2. There is no lesson to learn from abuse. I hear actors rationalize abuse-based classes all the time. They claim there’s something to be learned or some form of development that goes on when an acting teacher will “cut someone down” or “put them in their place” or mock, deride, or otherwise make an example of other actors. That is complete BS. These actors are simply making an excuse for bullying, and are thus enabling it. I would love—and when I say I would love, I mean it would be my dream—if a class of actors walked out on a teacher that did that asserting an ultimatum: We’re not coming back until you talk to us like the equals that we are. 

When acting teachers engage in such unacceptable behavior it’s simply akin to them attempting to feel empowered. Other times, it’s the teacher expressing frustration through a mini temper tantrum. If you’re not going to call the teacher out on such behavior—and who more better suited to doing this than the actors who pay (ostensibly employ) this teacher—then at the very least, you should make certain to make severe mental notes to yourself on the matter, and hopefully view the teacher through a new lens and greater scrutiny. 

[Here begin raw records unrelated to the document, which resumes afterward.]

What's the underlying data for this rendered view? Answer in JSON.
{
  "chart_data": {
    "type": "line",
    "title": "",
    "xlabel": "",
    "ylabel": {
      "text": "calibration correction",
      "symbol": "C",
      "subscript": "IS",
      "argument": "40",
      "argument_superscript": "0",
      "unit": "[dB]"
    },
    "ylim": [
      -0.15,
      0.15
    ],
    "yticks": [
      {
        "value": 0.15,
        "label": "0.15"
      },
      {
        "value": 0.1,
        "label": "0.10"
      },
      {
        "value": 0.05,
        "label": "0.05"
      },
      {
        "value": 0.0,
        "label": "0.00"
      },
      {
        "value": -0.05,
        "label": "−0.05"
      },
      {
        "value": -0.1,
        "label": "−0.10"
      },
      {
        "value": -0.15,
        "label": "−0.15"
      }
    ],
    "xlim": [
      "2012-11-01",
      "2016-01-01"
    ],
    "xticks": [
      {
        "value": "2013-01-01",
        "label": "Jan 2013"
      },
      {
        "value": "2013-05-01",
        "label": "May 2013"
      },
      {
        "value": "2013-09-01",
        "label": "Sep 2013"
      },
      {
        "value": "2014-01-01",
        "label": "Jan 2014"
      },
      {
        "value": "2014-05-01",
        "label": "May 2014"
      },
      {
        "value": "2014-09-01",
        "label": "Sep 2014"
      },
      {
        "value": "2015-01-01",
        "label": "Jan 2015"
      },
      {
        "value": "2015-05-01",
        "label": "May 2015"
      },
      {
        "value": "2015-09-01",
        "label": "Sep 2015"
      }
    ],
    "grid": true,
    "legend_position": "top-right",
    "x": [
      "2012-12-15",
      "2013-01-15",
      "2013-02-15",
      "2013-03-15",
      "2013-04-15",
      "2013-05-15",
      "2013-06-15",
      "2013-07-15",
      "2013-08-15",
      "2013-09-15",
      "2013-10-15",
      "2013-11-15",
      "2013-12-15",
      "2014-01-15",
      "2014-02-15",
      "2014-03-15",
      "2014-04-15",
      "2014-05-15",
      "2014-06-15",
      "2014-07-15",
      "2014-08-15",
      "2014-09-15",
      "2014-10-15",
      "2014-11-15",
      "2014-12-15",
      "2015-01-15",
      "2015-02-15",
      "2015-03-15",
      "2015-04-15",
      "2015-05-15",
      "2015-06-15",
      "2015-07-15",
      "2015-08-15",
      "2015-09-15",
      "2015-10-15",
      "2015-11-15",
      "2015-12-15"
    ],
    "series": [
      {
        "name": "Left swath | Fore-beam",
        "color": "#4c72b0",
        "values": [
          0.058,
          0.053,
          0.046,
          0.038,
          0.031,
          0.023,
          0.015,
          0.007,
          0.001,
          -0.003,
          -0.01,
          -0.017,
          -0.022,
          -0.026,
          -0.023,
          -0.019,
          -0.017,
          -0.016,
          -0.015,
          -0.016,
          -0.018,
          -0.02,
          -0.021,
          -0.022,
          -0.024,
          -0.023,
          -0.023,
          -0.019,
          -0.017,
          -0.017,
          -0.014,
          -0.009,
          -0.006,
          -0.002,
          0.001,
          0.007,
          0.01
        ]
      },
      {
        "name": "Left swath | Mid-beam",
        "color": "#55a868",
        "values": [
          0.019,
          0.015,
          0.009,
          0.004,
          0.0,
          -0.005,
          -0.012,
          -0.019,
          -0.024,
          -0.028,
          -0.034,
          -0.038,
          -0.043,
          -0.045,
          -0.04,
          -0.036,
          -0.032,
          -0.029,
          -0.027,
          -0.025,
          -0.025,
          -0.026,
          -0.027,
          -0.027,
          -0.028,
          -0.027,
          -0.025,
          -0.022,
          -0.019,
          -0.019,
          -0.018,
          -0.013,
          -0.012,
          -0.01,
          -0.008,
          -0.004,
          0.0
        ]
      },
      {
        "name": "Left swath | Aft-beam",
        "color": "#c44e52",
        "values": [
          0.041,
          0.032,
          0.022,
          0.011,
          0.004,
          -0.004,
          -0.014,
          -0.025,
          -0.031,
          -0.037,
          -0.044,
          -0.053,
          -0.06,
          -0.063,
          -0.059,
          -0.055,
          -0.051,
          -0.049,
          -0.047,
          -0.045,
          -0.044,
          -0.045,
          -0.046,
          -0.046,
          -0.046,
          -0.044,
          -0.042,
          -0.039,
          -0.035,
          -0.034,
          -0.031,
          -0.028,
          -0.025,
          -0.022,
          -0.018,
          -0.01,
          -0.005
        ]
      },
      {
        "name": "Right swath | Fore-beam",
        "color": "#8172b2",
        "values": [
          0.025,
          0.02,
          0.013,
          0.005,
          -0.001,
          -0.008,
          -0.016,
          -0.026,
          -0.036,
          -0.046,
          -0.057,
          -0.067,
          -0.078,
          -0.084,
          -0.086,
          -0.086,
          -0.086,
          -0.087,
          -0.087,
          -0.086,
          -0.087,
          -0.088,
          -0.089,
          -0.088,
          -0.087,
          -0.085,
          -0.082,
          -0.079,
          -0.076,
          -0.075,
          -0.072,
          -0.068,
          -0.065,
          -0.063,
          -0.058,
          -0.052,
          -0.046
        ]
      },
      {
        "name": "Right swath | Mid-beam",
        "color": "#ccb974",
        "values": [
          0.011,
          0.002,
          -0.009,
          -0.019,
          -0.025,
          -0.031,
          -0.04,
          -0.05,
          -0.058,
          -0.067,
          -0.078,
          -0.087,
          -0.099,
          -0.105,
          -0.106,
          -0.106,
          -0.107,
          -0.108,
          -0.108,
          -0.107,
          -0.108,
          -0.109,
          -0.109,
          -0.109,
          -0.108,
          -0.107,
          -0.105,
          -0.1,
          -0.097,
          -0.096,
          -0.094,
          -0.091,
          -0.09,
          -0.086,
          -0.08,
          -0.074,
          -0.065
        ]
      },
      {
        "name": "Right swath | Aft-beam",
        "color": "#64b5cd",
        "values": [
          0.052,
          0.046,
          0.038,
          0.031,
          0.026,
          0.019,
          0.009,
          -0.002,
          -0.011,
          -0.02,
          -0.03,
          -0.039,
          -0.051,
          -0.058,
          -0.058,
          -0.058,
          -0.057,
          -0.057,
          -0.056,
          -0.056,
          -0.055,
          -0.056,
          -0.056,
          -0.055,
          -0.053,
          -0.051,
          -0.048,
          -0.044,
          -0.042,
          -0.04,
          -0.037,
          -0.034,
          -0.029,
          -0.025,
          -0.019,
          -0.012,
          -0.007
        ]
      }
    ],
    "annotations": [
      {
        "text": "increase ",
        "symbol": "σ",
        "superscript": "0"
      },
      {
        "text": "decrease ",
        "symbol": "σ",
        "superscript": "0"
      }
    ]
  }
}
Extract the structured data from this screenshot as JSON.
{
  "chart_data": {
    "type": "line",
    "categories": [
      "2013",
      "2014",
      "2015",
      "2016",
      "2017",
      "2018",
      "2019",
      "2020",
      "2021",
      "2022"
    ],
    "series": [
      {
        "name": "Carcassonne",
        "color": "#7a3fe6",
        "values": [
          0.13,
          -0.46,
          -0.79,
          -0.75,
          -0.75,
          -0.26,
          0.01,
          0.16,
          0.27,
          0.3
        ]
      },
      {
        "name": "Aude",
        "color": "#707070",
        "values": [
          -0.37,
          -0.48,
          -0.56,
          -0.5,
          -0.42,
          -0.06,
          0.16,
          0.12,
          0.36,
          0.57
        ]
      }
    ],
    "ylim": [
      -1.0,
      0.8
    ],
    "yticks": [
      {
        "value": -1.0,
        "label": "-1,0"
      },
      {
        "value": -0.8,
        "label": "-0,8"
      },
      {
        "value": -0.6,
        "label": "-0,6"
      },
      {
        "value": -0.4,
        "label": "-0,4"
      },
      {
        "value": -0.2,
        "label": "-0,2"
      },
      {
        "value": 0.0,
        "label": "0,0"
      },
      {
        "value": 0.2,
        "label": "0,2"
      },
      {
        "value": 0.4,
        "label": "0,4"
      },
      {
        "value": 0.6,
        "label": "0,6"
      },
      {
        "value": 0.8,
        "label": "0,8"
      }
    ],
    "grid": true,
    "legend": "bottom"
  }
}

3. Yes, some teachers are jealous of their students. This might sound crazy because why would a teacher (or anyone for that matter) be jealous of a bunch of struggling actors, but the reality is true: some teachers are. They envy your success, your talent, your fearlessness, your energy, your fresh perspective, and likewise, your lack of jadedness. Sometimes this jealousy comes out in bullying behaviors, as discussed above. Other times this jealousy manifests as the teacher being negative, projecting negative outcomes, or being overly critical (and masking that criticism as “instruction”). 

Before studying privately with me, one of my hugely talented and award-winning musician/singer-songwriter clients described being publicly berated and humiliated in front of her peers by a well-known, abuse-based acting teacher in L.A. simply because her acting career was starting to take off and she needed to take a break from studio classes.

4. Fear manifests in a variety of ways. Fear doesn’t just rear its ugly head through bullying or hysteria—sometimes it’s via the soft and saccharine-esque environments of certain acting classes which have the demeanor of a summer camp session. Some acting teachers manifest their fear and insecurity by not offering any real correction. This largely manifests via warm and fuzzy classes where actors are coddled and not given any real corrections or points for improvement. Acting teachers like these generally have a very warped viewpoint of what their job is or, I find, are uncomfortable saying anything unpleasant. As many of you have learned, it is through unpleasant realities, presented respectfully and professionally, that we all learn to grow and adapt—and in the context of an acting class, hopefully become better actors.